Monday's Opening Thought: October 18, 2021

This week’s opening thought: I feel like it’s time to circle back around to the concept of trust. We went there a little last week but we’ve still got much to discuss. I’ve heard the word trust a lot lately in organizations that I work for and with, and I think it’s time for a refresher course on how the concept of trust works in the workplace.

Companies often ask me to help them in their quest to get their employees to trust them after years, sometimes decades, of constantly dismantling trust and faith in them and the organization’s decisions that they co-sign either with zeal or inaction. Leaders, supervisors, managers, and department heads – they all want me to conjure up the “right” mix of checklists and one-off trainings to make those who work under them trust them again. Of course, the mental and emotional labor and difficult conversations that come with rebuilding trust and holding themselves accountable for eroding trust ain’t on the table. People like me are supposed to be the vessel to push employees into finding the company and its leaders trustworthy again. And this is supposed to be done without those with power, positionality, and white privilege participating in the reconciliation and accountability process.

Y’all are a case study in why it takes a lifetime to shift organizational culture. Y’all are also a case study of how patriarchal white supremacy works. What does that case study prove?
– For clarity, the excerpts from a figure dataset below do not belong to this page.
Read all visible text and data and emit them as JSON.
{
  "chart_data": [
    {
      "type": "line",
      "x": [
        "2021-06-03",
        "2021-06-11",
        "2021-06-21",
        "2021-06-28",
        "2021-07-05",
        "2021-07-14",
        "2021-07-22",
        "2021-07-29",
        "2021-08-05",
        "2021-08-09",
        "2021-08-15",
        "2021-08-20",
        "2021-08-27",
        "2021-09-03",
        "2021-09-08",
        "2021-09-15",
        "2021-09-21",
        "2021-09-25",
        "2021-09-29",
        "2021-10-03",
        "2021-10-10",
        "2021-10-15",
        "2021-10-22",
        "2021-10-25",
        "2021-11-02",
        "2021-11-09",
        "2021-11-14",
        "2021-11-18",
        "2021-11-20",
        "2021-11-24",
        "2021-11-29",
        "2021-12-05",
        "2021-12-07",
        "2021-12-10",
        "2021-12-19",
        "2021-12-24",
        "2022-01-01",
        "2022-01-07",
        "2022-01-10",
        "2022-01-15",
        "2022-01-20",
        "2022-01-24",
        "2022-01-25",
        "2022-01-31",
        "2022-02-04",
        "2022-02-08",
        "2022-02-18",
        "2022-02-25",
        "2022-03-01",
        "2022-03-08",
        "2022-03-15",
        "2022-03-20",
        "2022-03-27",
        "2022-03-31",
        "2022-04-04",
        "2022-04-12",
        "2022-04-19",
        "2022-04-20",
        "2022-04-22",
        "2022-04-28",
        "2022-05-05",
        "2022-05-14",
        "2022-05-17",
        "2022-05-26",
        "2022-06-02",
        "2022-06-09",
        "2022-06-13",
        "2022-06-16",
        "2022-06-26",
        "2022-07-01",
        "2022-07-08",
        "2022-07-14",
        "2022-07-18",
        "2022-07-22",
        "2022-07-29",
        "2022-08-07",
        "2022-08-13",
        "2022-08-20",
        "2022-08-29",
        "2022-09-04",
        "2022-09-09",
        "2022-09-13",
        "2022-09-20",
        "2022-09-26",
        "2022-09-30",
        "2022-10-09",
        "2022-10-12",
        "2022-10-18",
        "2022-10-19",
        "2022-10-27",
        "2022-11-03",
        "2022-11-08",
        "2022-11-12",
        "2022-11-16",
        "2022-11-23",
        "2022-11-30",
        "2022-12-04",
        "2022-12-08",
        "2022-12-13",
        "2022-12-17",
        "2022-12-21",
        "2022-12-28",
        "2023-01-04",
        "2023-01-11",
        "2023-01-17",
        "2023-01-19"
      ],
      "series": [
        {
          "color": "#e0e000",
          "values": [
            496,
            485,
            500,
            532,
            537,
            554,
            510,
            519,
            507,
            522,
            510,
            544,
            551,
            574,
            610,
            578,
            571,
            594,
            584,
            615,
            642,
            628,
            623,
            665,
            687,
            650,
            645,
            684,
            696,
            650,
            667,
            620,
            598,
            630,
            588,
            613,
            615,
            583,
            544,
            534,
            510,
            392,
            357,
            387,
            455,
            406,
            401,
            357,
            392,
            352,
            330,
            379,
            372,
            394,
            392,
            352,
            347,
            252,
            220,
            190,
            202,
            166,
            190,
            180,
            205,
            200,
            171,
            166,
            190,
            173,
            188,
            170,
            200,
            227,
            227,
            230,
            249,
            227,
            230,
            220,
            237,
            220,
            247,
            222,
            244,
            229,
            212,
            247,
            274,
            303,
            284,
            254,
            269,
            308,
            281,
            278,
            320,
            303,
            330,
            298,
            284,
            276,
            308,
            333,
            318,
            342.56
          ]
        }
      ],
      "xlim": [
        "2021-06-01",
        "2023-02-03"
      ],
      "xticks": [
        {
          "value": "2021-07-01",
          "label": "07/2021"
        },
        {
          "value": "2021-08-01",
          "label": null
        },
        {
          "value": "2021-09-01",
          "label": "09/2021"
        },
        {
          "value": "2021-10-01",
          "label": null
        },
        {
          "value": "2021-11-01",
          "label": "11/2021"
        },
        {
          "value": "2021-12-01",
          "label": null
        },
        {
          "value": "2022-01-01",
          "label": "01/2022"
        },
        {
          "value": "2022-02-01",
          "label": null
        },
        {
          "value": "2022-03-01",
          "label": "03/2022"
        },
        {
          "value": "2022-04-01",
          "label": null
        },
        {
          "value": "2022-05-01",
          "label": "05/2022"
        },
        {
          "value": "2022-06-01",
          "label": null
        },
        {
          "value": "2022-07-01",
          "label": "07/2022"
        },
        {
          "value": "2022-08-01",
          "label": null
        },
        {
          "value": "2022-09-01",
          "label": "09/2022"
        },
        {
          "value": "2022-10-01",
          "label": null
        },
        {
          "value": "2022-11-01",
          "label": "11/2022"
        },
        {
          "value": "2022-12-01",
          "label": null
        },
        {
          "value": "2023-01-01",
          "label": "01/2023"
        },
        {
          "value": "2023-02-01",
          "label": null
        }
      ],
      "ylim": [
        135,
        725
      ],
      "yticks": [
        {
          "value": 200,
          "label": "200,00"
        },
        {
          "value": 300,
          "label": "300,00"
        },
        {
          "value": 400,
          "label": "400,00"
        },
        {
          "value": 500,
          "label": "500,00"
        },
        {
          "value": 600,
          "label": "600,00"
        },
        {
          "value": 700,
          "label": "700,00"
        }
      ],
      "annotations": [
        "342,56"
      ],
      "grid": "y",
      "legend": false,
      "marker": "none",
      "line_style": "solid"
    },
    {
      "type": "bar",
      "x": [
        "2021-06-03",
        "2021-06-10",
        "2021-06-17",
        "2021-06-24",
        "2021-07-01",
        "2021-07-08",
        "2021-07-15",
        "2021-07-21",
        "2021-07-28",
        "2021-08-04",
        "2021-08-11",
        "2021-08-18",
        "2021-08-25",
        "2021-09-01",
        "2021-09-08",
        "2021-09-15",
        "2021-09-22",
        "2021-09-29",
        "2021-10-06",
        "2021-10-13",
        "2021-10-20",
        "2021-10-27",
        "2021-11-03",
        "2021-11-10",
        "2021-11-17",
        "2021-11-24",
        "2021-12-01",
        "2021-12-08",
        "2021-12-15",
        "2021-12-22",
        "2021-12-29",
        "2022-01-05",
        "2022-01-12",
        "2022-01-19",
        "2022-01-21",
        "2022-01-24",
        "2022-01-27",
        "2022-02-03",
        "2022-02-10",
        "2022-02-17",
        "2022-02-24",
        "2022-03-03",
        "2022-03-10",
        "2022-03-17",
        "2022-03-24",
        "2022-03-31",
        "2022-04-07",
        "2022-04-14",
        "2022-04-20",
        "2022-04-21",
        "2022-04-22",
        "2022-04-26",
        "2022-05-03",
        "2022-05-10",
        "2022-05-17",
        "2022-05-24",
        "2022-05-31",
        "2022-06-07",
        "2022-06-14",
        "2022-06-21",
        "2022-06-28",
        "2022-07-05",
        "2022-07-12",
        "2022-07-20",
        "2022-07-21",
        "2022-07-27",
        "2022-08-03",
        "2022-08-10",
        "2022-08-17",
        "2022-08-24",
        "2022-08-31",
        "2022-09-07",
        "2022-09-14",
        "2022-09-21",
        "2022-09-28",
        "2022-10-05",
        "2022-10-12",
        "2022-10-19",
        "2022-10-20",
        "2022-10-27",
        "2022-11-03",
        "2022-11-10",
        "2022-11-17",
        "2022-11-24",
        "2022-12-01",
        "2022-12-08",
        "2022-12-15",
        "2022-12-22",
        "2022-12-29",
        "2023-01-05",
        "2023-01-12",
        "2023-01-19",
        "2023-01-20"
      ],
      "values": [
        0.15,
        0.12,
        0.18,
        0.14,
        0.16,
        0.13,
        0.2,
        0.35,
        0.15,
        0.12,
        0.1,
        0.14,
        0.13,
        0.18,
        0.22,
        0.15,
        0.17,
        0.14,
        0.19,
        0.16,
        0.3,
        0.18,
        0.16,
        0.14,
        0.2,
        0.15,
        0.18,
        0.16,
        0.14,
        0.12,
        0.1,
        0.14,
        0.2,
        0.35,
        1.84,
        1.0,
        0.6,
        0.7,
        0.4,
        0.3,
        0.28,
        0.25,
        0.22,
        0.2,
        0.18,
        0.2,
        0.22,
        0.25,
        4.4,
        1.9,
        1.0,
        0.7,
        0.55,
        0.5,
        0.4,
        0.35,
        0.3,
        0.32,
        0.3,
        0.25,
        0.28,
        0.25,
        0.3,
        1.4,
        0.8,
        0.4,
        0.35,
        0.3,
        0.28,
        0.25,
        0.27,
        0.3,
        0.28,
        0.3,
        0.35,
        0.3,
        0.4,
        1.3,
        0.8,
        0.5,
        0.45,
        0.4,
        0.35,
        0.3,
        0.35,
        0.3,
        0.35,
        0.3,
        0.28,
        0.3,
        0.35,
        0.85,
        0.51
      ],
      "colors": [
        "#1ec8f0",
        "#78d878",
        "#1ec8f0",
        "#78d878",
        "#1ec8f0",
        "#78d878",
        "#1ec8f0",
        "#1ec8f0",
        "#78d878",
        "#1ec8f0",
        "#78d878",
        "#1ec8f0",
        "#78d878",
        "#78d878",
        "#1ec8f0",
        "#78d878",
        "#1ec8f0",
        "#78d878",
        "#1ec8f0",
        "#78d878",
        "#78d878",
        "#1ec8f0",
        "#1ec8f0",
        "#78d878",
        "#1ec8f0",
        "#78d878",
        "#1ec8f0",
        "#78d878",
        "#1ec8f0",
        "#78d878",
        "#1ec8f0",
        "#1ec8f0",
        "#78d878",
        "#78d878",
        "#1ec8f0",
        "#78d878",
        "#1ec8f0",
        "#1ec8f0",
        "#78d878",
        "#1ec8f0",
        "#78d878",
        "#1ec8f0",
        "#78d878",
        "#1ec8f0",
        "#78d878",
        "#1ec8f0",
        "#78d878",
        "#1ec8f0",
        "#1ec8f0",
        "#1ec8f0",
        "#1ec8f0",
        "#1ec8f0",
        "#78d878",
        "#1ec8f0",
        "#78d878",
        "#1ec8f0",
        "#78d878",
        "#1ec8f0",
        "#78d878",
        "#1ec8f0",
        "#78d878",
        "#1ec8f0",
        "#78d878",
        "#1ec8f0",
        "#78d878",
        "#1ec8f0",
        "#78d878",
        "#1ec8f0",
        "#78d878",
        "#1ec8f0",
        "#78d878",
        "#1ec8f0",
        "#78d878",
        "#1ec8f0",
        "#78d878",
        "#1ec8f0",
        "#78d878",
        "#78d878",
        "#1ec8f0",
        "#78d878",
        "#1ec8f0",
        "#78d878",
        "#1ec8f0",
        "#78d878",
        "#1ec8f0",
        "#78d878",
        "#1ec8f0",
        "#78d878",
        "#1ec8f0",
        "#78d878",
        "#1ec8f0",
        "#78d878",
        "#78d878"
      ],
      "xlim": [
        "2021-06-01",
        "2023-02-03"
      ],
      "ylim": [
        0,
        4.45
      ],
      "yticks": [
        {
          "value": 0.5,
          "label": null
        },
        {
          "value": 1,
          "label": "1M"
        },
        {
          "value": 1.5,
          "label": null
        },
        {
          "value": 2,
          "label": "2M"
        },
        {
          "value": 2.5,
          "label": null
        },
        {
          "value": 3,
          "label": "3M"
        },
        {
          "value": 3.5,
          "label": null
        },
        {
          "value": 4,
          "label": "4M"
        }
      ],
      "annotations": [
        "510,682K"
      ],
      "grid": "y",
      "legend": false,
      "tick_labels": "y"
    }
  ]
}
That too many people, especially white people, believe that there is power in trust but not in the accountability and humanity that fosters, builds, and rebuilds trust once it’s been broken.
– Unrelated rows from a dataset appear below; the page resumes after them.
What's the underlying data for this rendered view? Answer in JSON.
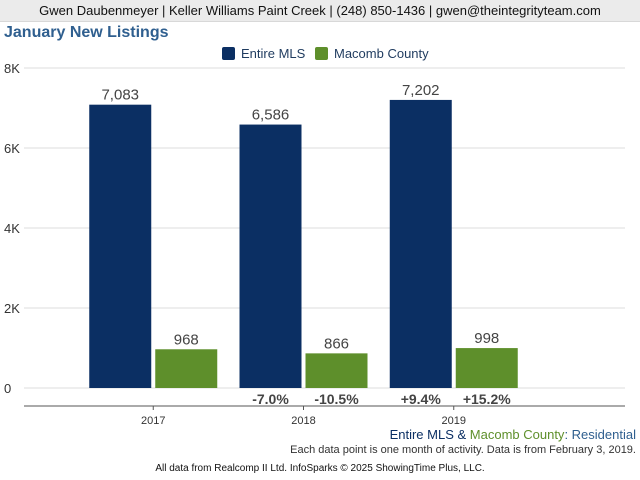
{
  "header": {
    "text": "Gwen Daubenmeyer | Keller Williams Paint Creek | (248) 850-1436 | gwen@theintegrityteam.com"
  },
  "colors": {
    "entire_mls": "#0b2f63",
    "macomb": "#5e8f2b",
    "title": "#2f5f8f",
    "grid": "#dcdcdc",
    "axis_text": "#333333",
    "label_text": "#444444"
  },
  "legend": {
    "entire_mls": "Entire MLS",
    "macomb": "Macomb County"
  },
  "chart_data": {
    "type": "bar",
    "title": "January New Listings",
    "xlabel": "",
    "ylabel": "",
    "categories": [
      "2017",
      "2018",
      "2019"
    ],
    "series": [
      {
        "name": "Entire MLS",
        "values": [
          7083,
          6586,
          7202
        ],
        "labels": [
          "7,083",
          "6,586",
          "7,202"
        ]
      },
      {
        "name": "Macomb County",
        "values": [
          968,
          866,
          998
        ],
        "labels": [
          "968",
          "866",
          "998"
        ]
      }
    ],
    "yoy_change": [
      {
        "entire_mls": "",
        "macomb": ""
      },
      {
        "entire_mls": "-7.0%",
        "macomb": "-10.5%"
      },
      {
        "entire_mls": "+9.4%",
        "macomb": "+15.2%"
      }
    ],
    "ylim": [
      0,
      8000
    ],
    "yticks": [
      0,
      2000,
      4000,
      6000,
      8000
    ],
    "ytick_labels": [
      "0",
      "2K",
      "4K",
      "6K",
      "8K"
    ],
    "grid": true,
    "legend_position": "top-center"
  },
  "footer": {
    "series_entire": "Entire MLS",
    "amp": " & ",
    "series_macomb": "Macomb County",
    "colon": ": ",
    "property_type": "Residential",
    "note": "Each data point is one month of activity. Data is from February 3, 2019.",
    "credits": "All data from Realcomp II Ltd. InfoSparks © 2025 ShowingTime Plus, LLC."
  }
}
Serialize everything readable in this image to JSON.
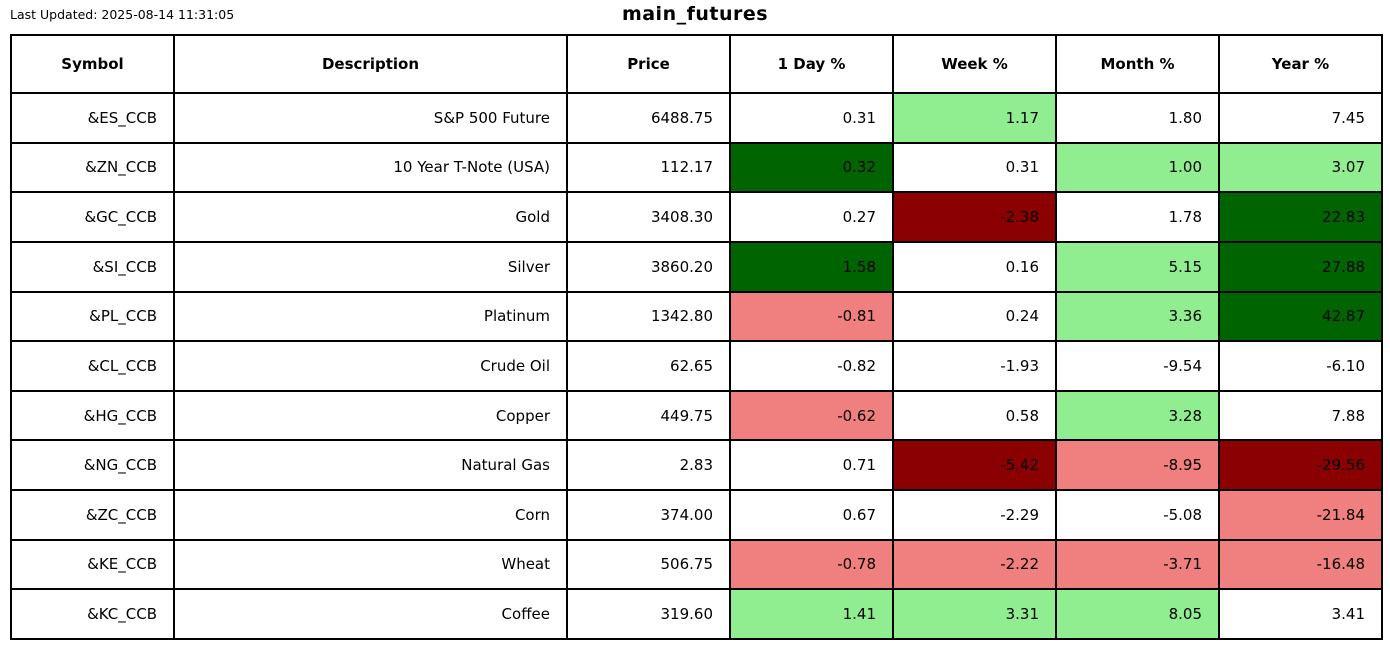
{
  "page": {
    "last_updated": "Last Updated: 2025-08-14 11:31:05",
    "title": "main_futures"
  },
  "colors": {
    "light_green": "#90EE90",
    "dark_green": "#006400",
    "light_red": "#F08080",
    "dark_red": "#8B0000",
    "border": "#000000",
    "background": "#FFFFFF",
    "text": "#000000"
  },
  "chart_data": {
    "type": "table",
    "title": "main_futures",
    "last_updated_label": "Last Updated: 2025-08-14 11:31:05",
    "columns": [
      "Symbol",
      "Description",
      "Price",
      "1 Day %",
      "Week %",
      "Month %",
      "Year %"
    ],
    "rows": [
      {
        "symbol": "&ES_CCB",
        "description": "S&P 500 Future",
        "price": "6488.75",
        "pcts": [
          "0.31",
          "1.17",
          "1.80",
          "7.45"
        ],
        "pct_colors": [
          null,
          "light_green",
          null,
          null
        ]
      },
      {
        "symbol": "&ZN_CCB",
        "description": "10 Year T-Note (USA)",
        "price": "112.17",
        "pcts": [
          "0.32",
          "0.31",
          "1.00",
          "3.07"
        ],
        "pct_colors": [
          "dark_green",
          null,
          "light_green",
          "light_green"
        ]
      },
      {
        "symbol": "&GC_CCB",
        "description": "Gold",
        "price": "3408.30",
        "pcts": [
          "0.27",
          "-2.38",
          "1.78",
          "22.83"
        ],
        "pct_colors": [
          null,
          "dark_red",
          null,
          "dark_green"
        ]
      },
      {
        "symbol": "&SI_CCB",
        "description": "Silver",
        "price": "3860.20",
        "pcts": [
          "1.58",
          "0.16",
          "5.15",
          "27.88"
        ],
        "pct_colors": [
          "dark_green",
          null,
          "light_green",
          "dark_green"
        ]
      },
      {
        "symbol": "&PL_CCB",
        "description": "Platinum",
        "price": "1342.80",
        "pcts": [
          "-0.81",
          "0.24",
          "3.36",
          "42.87"
        ],
        "pct_colors": [
          "light_red",
          null,
          "light_green",
          "dark_green"
        ]
      },
      {
        "symbol": "&CL_CCB",
        "description": "Crude Oil",
        "price": "62.65",
        "pcts": [
          "-0.82",
          "-1.93",
          "-9.54",
          "-6.10"
        ],
        "pct_colors": [
          null,
          null,
          null,
          null
        ]
      },
      {
        "symbol": "&HG_CCB",
        "description": "Copper",
        "price": "449.75",
        "pcts": [
          "-0.62",
          "0.58",
          "3.28",
          "7.88"
        ],
        "pct_colors": [
          "light_red",
          null,
          "light_green",
          null
        ]
      },
      {
        "symbol": "&NG_CCB",
        "description": "Natural Gas",
        "price": "2.83",
        "pcts": [
          "0.71",
          "-5.42",
          "-8.95",
          "-29.56"
        ],
        "pct_colors": [
          null,
          "dark_red",
          "light_red",
          "dark_red"
        ]
      },
      {
        "symbol": "&ZC_CCB",
        "description": "Corn",
        "price": "374.00",
        "pcts": [
          "0.67",
          "-2.29",
          "-5.08",
          "-21.84"
        ],
        "pct_colors": [
          null,
          null,
          null,
          "light_red"
        ]
      },
      {
        "symbol": "&KE_CCB",
        "description": "Wheat",
        "price": "506.75",
        "pcts": [
          "-0.78",
          "-2.22",
          "-3.71",
          "-16.48"
        ],
        "pct_colors": [
          "light_red",
          "light_red",
          "light_red",
          "light_red"
        ]
      },
      {
        "symbol": "&KC_CCB",
        "description": "Coffee",
        "price": "319.60",
        "pcts": [
          "1.41",
          "3.31",
          "8.05",
          "3.41"
        ],
        "pct_colors": [
          "light_green",
          "light_green",
          "light_green",
          null
        ]
      }
    ]
  }
}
You don’t get to have people trust you without earning trust and making sure your words and actions engender a consistent belief that you are trustworthy. And if you stumble and fracture that trust? Then you have to be willing to atone for your missteps and get back on the horse to prove once again that you are trustworthy. But y’all don’t want that kind of responsibility. Y’all want a 60-minute palatable-to-people-of-pallor non-mandatory training paired with a marginalized person you’ve hired to advocate for you and sell folx on a narrative around why you should be trusted. And even if you constantly do and say things to said person to solidify that they won’t trust you either, you expect them to give it their all to make others trust you. What does that do? Well, you force your new “diversity hire” to decide to either maintain their integrity and face being fired or pushed out or throw their credibility in the nearest garbage can and cape for you.

Does that sound like a relationship built on trust to you?

Do you want people’s trust? Earn it. Be human. Own your responsibility in fracturing and eroding trust. But quit trying to find a middle person to do it for you.

There ain’t no such thing as trust by proxy.